27. Jänner 2021

Parmesankristalle

Wie konnte das bloß passieren? Nun liegen rund zehn Monate hinter uns, seit Österreich erstmals in den Lockdown ging, und ich bin versehentlich Vegetarier geworden. Fast. Mein Fleischkonsum liegt die meiste Zeit bei Null. Das war nicht geplant. Es hat sich ergeben.


Kartoffel und Kartoffelpüree. Reis. Reis mit Bohnen. Gemüsereis. Gemüsereis mit Scotch. Gemüse. Nudeln. Nudeln und in Olivenöl gebratener Knoblauch. Brot. Ein Kilo für fünf Tage. (Dann sind die Stücke schon recht hart.)

Butter. Oh ja, Butter. Das ist eigentlich nicht mehr als Gras auf dem Weg durch die Kuh. Joghurt. Auch Gras via Kuh. Ich kann nicht wiederstehen und mische es gelegentlich mit Mineralwasser. (Ich denke gerne an Istanbul und Ayran.)

Außerdem habe ich momentan ein Parmesan-Phase. Den esse ich in kleinen Stücken, um auf die feinen Kristalle beißen zu können. Das macht mir einiges Vergnügen. All das wäre ohne Wein nicht vollständig. Derzeit muß es allerweil Blaufränkischer sein. Den kühle ich, weshalb man mich für einen Barbaren halten könnte.


Aber das bin ich ohnehin, denn ich trinke ihn pur. In der Antike war das verpönt. Nur Sklaven und Barbaren tranken den Wein pur. Der gebildete und gut situierte Mann mischte ihn mit Wasser. Vermutlich wäre ihm sonst der Logos zu leicht verrutscht.

Mein Logos hält das aus. Der rutscht zwar im Falle von Trunkenheit auch herum wie schlecht verzurrte Schiffsfracht bei schwerer See, aber mir macht das nichts, weil mein Denken ohnehin eine Mischung aus Zerrüttung und Sprunghaftigkeit ist.

Das bedeutet, in meinem Fall ist jede Schlingerbewegung des Logos ein Gewinn, weil er sich dann für Augenblicke wieder ganz und unversehrt fühlt. Was geschieht, falls man dabei zu schwer ins Trudeln kommt? Na, dann kippt der Logos in den Mythos und plötzlich hat man unkontrollierte Gotteserfahrungen, spontane Wutausbrüche, solche Vorkommnisse.

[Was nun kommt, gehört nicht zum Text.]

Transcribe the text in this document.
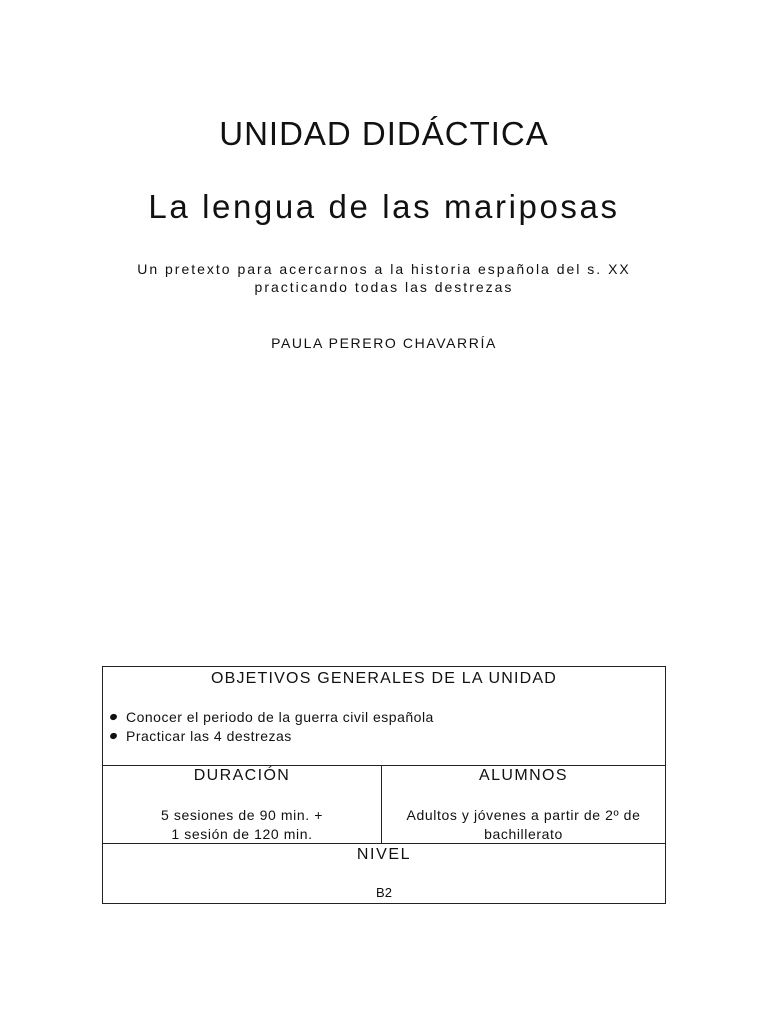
UNIDAD DIDÁCTICA
La lengua de las mariposas
Un pretexto para acercarnos a la historia española del s. XX
practicando todas las destrezas
PAULA PERERO CHAVARRÍA
OBJETIVOS GENERALES DE LA UNIDAD
Conocer el periodo de la guerra civil española
Practicar las 4 destrezas
DURACIÓN
5 sesiones de 90 min. +
1 sesión de 120 min.
ALUMNOS
Adultos y jóvenes a partir de 2º de
bachillerato
NIVEL
B2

Ich aber, in der Trunkenheit, bin ein friedfertiger Mensch, von einer fundamentalen Fröhlichkeit erfüllt und ganz ohne den Drang laut zu singen. Man könnte sagen, im trunkenen Zustand bin ich ein besserer Mensch.

Heute, naja, heute wäre ich zwar entsprechend trinkfreudig gelaunt, aber da ist bloß noch ein Fläschchen Eiswein, das mir Freund Franz überlassen hat. Davon wird einer wie ich noch nicht geläutert. Und der Scotch, nein, heute kein Scotch!

Und das fiel mir auf: seit gestern neige ich dazu, meine Hausstand zu sichten, um hölzerne Gegenstände aufzuspüren. Ich betrachte die Stücke vergnügt auf Gebrauchsspuren hin. Bei uns wird sowas nicht besonders ernst genommen oder gar geschätzt, denn der Verschleiß von Dingen gilt als wenig reputierlich.

In der japanischen Kultur gibt es für solche Betrachtung und Achtung des Verschleißenden sogar einen eigenen Begriff: Wabi-Sabi. In Japan hat Wahrnehmung stellenweise eine andere Tiefe. So bestand Meister Akira Kurosawa zum Beispiel darauf, daß die Ausstattung eines Film-Sets nicht bloß oberflächlich war. Stand da etwa ein Medizinschränkchen im Zimmer, dann sollte es auch mit Medizin gefüllt sein. Ich weiß, was das bedeutet…

P.S.:
The Guardian meldete eben: „Proud Boys leader Enrique Tarrio was an FBI informant“. Oh Boy! Karma is a Bitch!